Cub Run
Cub Run is a stream that runs through a portion of western Fairfax County. Between 1998 and 2000, I began exploring and photographing a section of the stream and adjoining parkland that lies nearest to Centreville, Virginia. As with my other work presented on this site, the photographs shown here are a small sample selected from a larger collection.
My photographs in this series were very much inspired by Ralph Eugene Meatyard's late 1960's photographs of Kentucky's Red River Gorge. Meatyard's photographs were taken in collaboration with the environmentalist and writer Wendell Berry, working together in an effort to save the Gorge from destruction via man-made flooding.

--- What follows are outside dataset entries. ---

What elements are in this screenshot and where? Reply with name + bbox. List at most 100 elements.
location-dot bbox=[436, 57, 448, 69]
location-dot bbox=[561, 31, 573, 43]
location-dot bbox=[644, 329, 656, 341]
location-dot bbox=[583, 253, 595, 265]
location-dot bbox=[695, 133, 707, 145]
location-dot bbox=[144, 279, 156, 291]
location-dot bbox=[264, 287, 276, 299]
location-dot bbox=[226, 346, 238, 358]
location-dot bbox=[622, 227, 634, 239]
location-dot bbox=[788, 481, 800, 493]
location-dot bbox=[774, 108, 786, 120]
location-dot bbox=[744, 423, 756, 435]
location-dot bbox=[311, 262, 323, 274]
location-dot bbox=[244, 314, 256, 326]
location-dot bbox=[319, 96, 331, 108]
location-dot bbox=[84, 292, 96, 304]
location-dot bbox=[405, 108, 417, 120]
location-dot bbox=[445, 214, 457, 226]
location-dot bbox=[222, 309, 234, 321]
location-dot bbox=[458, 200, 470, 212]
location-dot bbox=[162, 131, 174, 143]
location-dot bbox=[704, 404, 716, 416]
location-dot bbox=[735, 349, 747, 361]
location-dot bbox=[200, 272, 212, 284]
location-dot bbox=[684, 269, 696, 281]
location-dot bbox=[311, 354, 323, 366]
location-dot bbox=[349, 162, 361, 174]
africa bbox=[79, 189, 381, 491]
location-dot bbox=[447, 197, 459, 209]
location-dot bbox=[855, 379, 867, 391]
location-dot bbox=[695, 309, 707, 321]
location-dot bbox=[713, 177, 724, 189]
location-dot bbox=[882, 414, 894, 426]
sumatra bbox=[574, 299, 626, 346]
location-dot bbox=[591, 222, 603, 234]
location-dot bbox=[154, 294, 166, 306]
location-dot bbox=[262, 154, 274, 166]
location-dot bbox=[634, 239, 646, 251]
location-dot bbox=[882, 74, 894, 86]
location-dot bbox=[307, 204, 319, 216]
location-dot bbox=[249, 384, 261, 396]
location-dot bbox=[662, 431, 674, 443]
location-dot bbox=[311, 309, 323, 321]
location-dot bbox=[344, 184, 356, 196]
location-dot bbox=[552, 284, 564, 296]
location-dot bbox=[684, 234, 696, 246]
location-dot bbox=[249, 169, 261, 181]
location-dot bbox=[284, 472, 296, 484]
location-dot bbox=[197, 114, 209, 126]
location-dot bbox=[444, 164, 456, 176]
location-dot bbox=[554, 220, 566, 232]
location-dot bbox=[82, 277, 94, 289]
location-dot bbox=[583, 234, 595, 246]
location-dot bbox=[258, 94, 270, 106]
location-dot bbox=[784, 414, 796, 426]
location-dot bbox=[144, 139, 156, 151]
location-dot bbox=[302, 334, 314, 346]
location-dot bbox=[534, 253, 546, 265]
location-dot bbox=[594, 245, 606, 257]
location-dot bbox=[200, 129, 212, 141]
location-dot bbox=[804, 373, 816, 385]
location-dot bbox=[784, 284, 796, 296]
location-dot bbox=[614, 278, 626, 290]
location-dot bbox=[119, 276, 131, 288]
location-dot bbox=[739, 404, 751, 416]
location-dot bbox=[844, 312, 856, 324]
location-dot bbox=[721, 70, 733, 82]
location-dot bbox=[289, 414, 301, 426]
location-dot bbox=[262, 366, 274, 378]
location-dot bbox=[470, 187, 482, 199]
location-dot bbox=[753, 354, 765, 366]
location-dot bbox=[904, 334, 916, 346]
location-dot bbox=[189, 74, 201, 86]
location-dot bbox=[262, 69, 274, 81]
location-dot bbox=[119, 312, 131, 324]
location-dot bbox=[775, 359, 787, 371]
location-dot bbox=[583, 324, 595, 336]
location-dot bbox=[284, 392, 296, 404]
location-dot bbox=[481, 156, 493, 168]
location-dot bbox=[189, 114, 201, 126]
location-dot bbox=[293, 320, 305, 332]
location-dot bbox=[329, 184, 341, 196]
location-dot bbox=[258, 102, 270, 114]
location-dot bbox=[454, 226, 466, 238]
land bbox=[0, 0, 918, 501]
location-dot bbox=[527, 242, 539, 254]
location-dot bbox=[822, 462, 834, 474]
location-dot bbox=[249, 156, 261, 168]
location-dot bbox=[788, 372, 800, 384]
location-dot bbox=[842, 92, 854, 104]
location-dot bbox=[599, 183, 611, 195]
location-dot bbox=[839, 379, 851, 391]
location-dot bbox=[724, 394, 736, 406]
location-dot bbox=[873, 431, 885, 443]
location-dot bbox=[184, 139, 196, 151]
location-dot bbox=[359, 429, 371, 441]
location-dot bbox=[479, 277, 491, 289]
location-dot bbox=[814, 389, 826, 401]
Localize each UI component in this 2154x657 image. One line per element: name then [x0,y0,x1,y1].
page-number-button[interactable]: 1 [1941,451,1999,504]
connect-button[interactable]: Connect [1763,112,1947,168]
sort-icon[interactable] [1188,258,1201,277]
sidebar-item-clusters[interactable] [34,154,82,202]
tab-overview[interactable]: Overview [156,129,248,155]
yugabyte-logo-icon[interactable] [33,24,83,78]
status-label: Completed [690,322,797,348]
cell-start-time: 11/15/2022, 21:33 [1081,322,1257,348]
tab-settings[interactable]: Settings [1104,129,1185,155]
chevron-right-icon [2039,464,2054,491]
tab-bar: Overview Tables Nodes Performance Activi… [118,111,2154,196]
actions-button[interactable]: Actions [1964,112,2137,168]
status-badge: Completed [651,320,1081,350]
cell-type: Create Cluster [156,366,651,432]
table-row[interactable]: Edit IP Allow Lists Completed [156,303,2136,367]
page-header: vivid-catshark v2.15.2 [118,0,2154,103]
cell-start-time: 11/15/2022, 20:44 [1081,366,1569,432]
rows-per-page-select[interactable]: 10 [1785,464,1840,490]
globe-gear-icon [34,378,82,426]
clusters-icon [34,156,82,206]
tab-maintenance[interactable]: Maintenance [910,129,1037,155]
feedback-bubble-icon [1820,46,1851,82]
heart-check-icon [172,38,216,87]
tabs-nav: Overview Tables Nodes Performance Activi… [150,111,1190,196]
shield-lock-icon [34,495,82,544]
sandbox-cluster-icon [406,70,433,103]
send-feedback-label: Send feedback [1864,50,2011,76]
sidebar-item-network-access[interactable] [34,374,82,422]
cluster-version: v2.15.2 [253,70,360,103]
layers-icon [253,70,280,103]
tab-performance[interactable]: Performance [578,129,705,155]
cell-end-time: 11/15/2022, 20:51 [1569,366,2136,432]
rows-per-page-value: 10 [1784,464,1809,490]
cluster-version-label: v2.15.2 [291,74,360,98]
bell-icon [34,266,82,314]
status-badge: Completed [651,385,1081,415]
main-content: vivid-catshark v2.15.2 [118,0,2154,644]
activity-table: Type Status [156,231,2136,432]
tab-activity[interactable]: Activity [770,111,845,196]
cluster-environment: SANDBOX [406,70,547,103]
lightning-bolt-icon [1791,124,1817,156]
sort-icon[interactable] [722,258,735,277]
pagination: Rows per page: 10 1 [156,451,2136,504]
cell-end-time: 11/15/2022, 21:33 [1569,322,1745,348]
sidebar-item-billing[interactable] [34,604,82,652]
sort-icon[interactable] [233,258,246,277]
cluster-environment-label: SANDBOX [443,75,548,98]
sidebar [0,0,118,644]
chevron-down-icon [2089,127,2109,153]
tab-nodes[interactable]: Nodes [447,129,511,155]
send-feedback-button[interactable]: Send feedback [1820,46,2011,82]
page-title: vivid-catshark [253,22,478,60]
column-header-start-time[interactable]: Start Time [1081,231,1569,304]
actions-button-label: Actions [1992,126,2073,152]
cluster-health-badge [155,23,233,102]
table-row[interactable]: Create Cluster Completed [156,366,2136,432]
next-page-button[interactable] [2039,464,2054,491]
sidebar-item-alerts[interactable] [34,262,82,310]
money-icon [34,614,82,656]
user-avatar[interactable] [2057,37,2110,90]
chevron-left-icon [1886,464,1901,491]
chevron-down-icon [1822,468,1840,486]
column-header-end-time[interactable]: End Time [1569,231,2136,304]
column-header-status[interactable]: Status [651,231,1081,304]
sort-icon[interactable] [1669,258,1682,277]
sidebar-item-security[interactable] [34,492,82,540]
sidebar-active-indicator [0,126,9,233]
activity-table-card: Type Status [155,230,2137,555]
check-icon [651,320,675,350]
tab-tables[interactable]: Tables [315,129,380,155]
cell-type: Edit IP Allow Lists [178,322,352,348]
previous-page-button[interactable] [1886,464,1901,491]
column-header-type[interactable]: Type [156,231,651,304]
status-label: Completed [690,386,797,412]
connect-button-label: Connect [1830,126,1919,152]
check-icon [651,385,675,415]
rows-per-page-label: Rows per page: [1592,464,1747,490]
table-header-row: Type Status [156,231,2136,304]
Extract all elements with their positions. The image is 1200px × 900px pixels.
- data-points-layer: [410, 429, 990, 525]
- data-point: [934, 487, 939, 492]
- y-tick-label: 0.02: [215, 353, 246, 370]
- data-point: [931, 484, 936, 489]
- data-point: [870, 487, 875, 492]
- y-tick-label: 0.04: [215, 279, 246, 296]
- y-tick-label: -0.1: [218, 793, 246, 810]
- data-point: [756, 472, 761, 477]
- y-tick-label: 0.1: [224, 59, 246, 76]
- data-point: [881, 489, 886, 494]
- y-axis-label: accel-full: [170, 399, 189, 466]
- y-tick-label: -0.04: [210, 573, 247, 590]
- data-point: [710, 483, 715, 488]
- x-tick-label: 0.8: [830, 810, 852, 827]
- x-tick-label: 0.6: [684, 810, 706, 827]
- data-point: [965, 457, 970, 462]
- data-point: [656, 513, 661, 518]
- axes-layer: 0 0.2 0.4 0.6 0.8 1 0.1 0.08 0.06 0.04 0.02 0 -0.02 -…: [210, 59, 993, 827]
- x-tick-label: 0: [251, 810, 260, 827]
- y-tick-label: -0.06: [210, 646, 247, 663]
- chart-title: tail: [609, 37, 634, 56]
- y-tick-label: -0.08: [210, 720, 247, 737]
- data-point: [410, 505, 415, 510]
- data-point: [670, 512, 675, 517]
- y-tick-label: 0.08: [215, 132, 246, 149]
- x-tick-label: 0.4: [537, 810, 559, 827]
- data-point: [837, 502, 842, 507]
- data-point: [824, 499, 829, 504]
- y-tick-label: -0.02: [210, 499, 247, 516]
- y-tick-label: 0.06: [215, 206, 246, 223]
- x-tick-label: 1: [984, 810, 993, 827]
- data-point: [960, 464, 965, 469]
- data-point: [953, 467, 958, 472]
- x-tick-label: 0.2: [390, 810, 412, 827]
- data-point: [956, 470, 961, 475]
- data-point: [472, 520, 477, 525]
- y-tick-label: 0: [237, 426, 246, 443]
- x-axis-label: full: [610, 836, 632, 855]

Their collaboration resulted in the book, "The Unforeseen Wilderness," first published in 1971.
As represented in the first publishing of the book, Meatyard's photographs reflect a somewhat compressed scale of gray tones, with deep shadows on one end and stark highlights on the other. I found this presentation to be very effective, as it seemed to accurately portray a wilderness untrammeled by man while providing a sense of mystery and discovery and suggesting a land being seen for the first time. The sense of randomness in many of his compositions gave a nebulous quality to some of the photographs that served to amplify this sense of mystery and discovery.
A flowing river or stream can be allegorical of many things. Ostensibly, my photographs of Cub Run are an acknowledgment and appreciation for a little known stream and natural area. In my wanderings and reflections, thoughts of natural history, permanence, and the geological passage of time were foremost. Equally important, although less tangible, was my awakening to and acknowledgment of the streams subtle lyricism, its untold mysteries, and its poetic beauty.